The U.S. Department of Commerce (DOC) ruled today that several foreign manufacturers, including Samsung and LG, both of whom have many models on Consumer Reports' recommended lists, are selling washing machines in the U.S. at prices below their fair market value. The antidumping investigation came in response to a petition filed in December 2011 by Whirlpool Corporation, another frequent winner in our appliance tests. Today's ruling could result in price hikes for washing machines made overseas, though the case is far from over.
"The Commerce Department's preliminary finding shows that dumping is occurring, which supports the legal action we took on behalf of our employees and the U.S. appliance industry," said Whirlpool Corporation spokesperson Kristine Vernier, in the news release. "Whirlpool is committed to building products in the regions where they are sold and investing in our U.S. manufacturing presence. Our investments will continue as long as we can compete on a level playing field, with all of our foreign competitors playing by the established rules."

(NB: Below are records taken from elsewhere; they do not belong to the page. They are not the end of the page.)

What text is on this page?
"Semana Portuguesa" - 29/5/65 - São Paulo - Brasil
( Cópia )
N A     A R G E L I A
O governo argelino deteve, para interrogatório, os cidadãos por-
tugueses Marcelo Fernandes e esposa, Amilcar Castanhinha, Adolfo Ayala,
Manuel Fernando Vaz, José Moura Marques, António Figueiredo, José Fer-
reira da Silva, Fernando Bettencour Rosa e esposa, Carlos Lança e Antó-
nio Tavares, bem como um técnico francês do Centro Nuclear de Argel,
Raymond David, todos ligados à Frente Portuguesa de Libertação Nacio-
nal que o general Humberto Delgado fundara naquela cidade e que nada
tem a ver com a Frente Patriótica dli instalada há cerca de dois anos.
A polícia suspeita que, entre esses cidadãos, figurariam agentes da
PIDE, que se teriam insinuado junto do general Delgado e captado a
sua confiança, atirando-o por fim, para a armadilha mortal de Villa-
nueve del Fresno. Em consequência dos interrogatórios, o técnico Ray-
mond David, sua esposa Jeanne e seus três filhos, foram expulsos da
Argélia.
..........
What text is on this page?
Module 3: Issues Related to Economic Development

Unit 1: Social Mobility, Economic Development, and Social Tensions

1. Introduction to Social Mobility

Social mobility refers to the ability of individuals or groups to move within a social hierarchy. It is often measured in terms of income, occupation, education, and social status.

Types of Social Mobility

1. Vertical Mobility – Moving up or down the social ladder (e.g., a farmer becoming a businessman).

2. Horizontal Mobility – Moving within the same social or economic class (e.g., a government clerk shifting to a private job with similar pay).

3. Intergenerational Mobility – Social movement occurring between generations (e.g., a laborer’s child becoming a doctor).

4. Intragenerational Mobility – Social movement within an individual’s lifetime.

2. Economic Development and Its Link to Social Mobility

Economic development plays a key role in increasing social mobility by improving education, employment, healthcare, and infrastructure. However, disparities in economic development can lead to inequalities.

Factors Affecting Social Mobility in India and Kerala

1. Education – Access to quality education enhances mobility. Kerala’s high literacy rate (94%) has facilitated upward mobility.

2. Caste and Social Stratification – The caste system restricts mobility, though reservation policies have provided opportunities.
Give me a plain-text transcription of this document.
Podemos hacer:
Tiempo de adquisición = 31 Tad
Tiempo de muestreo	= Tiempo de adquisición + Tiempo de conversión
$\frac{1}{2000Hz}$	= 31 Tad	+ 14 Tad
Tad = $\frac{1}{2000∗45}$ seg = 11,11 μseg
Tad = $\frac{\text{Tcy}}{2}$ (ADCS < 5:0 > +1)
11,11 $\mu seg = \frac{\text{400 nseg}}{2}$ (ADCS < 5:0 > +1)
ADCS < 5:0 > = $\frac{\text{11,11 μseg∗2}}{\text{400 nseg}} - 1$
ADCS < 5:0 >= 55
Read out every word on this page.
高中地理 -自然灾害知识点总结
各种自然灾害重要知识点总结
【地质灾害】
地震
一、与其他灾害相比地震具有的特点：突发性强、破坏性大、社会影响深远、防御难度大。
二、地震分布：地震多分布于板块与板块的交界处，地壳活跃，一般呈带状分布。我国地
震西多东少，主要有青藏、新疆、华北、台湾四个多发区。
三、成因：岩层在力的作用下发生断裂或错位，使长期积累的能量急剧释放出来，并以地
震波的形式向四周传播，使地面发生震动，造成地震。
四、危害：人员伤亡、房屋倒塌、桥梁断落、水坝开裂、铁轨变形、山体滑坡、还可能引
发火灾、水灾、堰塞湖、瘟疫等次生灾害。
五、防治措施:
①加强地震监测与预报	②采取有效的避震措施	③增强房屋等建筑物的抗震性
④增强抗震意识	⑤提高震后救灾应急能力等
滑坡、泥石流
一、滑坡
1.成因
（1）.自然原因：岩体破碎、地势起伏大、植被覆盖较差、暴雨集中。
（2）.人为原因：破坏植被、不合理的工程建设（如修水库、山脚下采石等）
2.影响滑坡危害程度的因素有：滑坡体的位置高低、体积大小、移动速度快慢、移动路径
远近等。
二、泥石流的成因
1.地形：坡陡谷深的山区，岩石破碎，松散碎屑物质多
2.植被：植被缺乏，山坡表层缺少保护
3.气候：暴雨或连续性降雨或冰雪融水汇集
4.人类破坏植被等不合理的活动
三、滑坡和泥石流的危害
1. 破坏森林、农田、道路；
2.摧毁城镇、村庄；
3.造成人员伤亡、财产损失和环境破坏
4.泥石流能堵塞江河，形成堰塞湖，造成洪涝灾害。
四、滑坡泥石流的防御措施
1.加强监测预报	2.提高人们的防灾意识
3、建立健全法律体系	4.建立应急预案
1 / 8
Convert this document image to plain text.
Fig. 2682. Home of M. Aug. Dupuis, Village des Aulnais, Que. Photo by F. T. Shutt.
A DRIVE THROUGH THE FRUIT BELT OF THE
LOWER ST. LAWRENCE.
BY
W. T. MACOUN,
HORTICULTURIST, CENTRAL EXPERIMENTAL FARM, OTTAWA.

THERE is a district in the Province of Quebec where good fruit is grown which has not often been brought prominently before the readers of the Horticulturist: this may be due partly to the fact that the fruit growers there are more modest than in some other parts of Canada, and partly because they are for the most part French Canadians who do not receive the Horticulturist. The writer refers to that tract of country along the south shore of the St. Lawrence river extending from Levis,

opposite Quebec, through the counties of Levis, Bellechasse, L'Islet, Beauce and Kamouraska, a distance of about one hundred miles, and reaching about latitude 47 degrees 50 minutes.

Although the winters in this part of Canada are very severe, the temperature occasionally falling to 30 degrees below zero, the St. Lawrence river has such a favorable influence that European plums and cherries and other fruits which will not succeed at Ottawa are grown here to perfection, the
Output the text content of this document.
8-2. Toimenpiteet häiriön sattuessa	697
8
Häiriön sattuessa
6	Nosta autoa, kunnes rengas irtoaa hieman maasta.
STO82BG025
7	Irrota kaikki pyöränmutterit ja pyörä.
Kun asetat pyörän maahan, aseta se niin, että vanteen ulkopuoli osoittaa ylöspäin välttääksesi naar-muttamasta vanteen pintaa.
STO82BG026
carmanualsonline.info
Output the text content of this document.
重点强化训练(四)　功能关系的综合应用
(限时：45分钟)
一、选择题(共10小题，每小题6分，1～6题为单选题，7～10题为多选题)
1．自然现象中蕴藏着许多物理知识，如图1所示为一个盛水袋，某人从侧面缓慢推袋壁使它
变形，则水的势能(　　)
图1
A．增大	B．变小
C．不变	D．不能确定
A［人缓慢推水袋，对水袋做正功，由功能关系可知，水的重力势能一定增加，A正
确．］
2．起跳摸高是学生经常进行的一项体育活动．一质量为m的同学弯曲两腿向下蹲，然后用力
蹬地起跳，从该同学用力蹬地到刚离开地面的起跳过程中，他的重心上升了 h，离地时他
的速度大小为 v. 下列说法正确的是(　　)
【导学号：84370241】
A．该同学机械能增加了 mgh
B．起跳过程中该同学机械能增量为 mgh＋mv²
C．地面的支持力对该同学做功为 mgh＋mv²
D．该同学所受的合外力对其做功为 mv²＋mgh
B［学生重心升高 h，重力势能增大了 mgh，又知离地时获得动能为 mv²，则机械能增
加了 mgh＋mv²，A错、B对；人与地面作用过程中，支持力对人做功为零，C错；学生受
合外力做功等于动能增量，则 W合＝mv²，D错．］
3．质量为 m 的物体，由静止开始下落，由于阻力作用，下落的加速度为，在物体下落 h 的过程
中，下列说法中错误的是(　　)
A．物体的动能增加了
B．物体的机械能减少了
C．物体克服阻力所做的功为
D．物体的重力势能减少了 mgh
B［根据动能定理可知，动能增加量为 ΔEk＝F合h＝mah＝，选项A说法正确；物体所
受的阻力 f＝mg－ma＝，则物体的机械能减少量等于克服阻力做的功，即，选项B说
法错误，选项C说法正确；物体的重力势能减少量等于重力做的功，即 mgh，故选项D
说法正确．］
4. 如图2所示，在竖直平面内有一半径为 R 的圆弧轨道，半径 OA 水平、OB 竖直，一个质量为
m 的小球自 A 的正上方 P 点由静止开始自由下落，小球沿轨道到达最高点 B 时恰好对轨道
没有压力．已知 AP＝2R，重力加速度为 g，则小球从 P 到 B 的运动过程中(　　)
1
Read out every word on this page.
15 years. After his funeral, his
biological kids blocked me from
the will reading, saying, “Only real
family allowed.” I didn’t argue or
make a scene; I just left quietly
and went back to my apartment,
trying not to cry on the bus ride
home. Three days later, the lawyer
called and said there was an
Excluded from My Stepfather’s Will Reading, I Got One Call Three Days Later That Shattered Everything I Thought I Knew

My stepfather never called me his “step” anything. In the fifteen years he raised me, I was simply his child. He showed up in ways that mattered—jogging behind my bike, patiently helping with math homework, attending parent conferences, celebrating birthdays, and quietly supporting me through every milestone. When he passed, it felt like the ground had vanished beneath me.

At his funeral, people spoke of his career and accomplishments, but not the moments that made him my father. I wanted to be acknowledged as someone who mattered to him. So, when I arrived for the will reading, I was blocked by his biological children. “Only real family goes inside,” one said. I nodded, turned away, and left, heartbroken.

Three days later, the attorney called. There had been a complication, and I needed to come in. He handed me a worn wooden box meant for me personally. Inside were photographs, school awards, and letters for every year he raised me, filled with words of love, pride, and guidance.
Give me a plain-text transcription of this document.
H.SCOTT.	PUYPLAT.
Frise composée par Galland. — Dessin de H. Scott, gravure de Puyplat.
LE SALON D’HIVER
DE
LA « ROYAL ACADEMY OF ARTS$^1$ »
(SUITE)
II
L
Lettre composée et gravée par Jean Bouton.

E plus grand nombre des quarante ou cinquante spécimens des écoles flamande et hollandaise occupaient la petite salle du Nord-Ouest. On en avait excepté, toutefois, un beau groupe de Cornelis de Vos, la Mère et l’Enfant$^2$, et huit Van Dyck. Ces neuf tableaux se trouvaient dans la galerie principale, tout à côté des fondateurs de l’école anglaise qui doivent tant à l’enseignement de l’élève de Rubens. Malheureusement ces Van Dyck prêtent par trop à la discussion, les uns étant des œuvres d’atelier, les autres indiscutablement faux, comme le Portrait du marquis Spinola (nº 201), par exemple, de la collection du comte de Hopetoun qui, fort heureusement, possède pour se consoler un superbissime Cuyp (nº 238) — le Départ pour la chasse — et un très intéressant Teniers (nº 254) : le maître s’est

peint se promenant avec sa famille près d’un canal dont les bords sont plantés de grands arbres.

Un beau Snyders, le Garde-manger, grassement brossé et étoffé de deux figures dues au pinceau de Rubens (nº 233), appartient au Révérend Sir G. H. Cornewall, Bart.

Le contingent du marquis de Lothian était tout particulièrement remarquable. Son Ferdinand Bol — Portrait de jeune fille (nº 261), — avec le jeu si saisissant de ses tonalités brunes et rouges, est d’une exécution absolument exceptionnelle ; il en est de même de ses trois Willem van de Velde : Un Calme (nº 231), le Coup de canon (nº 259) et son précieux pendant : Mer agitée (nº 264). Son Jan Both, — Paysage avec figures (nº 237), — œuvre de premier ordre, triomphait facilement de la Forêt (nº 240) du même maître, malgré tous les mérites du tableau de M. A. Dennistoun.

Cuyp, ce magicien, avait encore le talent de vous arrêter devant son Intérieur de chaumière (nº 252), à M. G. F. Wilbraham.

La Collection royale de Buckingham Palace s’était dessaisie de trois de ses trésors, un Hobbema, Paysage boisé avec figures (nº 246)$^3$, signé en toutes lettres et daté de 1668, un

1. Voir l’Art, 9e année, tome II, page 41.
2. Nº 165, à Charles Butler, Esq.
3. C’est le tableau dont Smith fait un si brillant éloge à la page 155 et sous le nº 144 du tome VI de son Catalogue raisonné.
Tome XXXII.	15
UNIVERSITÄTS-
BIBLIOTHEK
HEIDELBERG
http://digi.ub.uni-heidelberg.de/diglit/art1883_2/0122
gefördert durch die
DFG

The U.S. plans to impose antidumping tariffs for Korean producers LG, Samsung, and Daewoo of 12.15 percent, 9.62 percent, and 79.11 percent, respectively. Cash deposit rates for Mexican producers Electrolux and Samsung are 33.30 percent and 72.41 percent, respectively. The DOC also announced a 72.41 percent cash deposit rate for Whirlpool's Mexican operations, though the company says it has stopped shipping washers from Mexico for sale in the U.S.
In an earlier antidumping case involving French-door bottom-freezers, the DOC also ruled against Samsung and LG. But the U.S. International Trade Commission then concluded that a U.S. industry was not materially injured or threatened by those actions, and so no duties could be imposed. The trade commission will weigh in on this case as well, though not until February 2013, after the DOC issues its final determination.